Ned Stearns, AA7A
 
  Speaker  
  Name: Ned Stearns, AA7A
Ned Stearns, AA7A
 
Topic: Digital Moon Bounce
Location: Santa Fe Room
Date & Time: Friday 5 - 5:50 PM

Digital Moonbounce

Brief Description of Presentation #2: Ham Radio operators have been practicing the art of communicating via moonbounce for nearly fifty years. The act of using the moon as a passive reflector for VHF/UHF signals has defined the ultimate test for station design. Traditionally, moonbounce operators have erected massive antenna structures and assembled high powered amplifiers to overcome the incredible path loss of Earth-Moon-Earth circuit. In the past few years, new digital communication methods have been developed that dramatically improve station performance by using the digital signal processing available in ordinary personal computers. These improvements have opened the door to this exacting operating mode to operators of very modest stations, including "station-in-a-suitcase" DXpeditions. Ned Stearns, AA7A, has operated on EME for over twenty years and has made contacts using Moonbounce on many VHF/UHF bands using every operating mode. In his talk, he will provide a brief overview of the changes to the landscape in EME operation and will provide a glimpse of the future of digital, weak-signal operations

Biography:
Ned was first licensed in August 1963 as WN8JWY in Warren, Ohio at age 12. After college, he moved to Phoenix, AZ in 1974 and received the call sign WB7AEB. He seriously caught the DX bug in cycle 21 and has remained incredibly "radio active" in every solar cycle since then. He has maintained a very active presence on 160 meters, satellites, 6 m/ 2m/70cm Earth-Moon-Earth (EME) in addition to HF contesting and full-court-press DXing. He has completed Ten Band DXCC (160 through 6 meters) as well as DXCC on Satellites. And, has completed 5BWAZ award and has eclipsed the 2500 milestone on the ARRL DXCC Challenge. He has entered in hundreds of HF and VHF contests in his ham radio career and has lost every one of them except the ARRL CW sweepstakes in 1979. He is currently focused on DXing on the WARC bands and is often found working either 6 m or 2m EME. In 2005, he traveled to Mali, TZ, and participated in the CQWW CW DX Contest as a member of the VooDoo Contest Team placing second worldwide in the multi-transmitter / multi-operator category.
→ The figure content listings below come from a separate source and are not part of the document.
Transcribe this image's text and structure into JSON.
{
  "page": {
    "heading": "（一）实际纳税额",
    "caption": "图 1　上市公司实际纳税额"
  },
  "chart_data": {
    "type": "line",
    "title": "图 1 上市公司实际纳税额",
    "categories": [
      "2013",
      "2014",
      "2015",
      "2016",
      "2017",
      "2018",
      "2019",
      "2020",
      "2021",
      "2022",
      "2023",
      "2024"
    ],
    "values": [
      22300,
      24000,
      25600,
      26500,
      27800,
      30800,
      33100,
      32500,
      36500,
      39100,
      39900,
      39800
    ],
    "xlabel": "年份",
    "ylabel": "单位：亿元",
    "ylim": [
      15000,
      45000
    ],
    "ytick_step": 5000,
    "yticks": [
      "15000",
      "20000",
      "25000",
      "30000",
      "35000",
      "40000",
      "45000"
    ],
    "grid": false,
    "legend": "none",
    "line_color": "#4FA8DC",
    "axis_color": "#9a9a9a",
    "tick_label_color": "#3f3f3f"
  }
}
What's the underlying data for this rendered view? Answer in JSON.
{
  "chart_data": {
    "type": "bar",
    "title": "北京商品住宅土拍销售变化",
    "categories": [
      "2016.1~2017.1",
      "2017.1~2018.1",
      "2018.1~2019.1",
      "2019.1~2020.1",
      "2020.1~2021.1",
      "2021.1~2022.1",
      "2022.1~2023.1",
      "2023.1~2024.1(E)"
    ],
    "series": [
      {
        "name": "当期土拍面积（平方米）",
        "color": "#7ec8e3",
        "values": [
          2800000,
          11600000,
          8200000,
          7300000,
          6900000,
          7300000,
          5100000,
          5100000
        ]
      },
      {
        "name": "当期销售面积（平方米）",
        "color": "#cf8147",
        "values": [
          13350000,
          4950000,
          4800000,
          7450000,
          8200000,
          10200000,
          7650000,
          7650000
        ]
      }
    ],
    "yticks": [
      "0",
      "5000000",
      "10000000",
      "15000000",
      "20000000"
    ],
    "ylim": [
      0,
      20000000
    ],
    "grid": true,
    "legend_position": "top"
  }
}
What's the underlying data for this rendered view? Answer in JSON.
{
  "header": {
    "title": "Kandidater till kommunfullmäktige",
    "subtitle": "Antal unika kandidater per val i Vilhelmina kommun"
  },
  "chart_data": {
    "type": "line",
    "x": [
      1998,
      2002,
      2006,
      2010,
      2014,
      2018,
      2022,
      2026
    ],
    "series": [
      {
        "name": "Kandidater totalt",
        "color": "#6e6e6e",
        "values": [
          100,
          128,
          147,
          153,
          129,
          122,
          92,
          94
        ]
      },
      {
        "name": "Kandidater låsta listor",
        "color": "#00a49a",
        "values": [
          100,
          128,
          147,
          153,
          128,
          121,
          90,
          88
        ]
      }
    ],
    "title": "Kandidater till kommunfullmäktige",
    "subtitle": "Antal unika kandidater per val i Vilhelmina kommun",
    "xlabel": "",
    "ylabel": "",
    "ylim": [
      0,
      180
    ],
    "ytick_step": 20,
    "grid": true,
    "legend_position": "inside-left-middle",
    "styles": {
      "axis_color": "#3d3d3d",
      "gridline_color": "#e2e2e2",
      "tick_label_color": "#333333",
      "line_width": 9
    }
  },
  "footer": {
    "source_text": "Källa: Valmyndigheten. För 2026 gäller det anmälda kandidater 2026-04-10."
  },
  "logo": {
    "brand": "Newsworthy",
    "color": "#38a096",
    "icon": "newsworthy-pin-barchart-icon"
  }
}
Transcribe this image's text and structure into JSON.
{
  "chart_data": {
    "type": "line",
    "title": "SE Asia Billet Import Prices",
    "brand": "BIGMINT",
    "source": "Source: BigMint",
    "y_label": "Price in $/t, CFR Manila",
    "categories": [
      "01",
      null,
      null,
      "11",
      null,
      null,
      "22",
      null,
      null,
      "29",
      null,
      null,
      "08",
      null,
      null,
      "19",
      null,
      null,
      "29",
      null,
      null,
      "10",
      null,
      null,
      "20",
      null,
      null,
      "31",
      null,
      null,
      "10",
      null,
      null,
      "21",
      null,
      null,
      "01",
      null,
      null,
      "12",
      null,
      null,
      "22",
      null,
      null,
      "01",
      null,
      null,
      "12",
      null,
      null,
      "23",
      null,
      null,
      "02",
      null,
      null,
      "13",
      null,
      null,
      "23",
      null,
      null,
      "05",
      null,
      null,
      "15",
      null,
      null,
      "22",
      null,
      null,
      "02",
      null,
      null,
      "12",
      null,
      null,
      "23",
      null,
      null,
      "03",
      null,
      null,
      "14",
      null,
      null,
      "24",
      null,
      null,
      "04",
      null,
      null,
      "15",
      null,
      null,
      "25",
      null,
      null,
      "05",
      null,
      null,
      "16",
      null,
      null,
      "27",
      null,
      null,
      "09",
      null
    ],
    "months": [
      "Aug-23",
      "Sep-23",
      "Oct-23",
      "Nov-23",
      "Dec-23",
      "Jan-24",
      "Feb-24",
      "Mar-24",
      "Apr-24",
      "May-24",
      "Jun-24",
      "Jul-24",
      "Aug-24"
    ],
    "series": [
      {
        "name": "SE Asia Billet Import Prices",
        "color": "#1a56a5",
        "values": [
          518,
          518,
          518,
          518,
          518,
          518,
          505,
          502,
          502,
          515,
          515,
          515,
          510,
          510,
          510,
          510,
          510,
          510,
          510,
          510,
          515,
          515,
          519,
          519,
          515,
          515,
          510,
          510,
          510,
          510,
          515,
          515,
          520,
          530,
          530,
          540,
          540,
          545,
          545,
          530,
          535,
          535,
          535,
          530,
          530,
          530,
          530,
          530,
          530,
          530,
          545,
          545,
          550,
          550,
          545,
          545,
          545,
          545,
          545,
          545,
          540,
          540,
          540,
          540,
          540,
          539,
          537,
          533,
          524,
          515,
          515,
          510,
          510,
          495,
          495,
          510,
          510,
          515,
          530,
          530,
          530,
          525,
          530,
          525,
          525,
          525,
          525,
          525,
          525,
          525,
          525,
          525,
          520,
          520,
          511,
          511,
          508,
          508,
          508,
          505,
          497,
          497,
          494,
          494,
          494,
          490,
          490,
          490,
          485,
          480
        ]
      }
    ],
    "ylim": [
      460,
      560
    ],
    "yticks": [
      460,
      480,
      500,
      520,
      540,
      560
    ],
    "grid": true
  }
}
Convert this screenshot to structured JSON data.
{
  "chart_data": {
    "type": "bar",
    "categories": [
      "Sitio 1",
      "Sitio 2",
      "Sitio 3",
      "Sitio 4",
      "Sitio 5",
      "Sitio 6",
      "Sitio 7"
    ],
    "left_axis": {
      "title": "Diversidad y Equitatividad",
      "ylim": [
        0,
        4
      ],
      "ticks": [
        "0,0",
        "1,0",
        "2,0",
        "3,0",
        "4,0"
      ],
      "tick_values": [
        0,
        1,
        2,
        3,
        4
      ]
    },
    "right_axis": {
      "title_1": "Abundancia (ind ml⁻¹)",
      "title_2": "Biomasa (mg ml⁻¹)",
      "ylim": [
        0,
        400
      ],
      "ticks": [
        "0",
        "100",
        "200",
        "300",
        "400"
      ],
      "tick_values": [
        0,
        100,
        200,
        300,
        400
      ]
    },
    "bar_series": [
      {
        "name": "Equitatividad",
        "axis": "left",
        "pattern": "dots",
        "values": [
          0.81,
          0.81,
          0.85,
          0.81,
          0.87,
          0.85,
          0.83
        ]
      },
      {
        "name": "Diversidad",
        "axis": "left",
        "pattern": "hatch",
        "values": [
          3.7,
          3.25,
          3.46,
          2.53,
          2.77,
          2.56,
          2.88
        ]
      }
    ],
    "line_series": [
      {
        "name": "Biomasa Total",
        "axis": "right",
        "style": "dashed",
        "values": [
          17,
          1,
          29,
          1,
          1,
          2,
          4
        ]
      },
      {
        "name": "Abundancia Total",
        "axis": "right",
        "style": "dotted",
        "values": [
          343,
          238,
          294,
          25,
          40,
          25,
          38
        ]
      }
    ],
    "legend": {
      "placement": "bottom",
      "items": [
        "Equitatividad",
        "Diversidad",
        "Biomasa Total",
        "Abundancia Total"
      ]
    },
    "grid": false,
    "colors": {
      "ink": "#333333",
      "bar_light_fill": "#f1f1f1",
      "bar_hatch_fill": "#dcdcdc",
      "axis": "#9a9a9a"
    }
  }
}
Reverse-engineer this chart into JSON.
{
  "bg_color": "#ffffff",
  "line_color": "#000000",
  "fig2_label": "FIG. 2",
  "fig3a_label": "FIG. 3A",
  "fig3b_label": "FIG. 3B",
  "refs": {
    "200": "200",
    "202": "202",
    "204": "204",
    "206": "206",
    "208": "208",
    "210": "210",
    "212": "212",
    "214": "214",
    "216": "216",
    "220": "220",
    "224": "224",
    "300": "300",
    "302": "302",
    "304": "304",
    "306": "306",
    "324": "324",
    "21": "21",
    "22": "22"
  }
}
He has been employed at General Dynamics (previously Motorola, Government Electronics Group) in Phoenix, AZ since 1974 where he is a systems engineer. He has been involved the development of communication systems for both the US government and industry for over thirty years.

He was elected as Vice Director of the ARRL Southwestern Division in 2004. He enjoys the opportunity to promote amateur radio wherever he can and accepts the challenge of offering guidance to the hobby that has provided so much personal satisfaction and professional support to him over the years.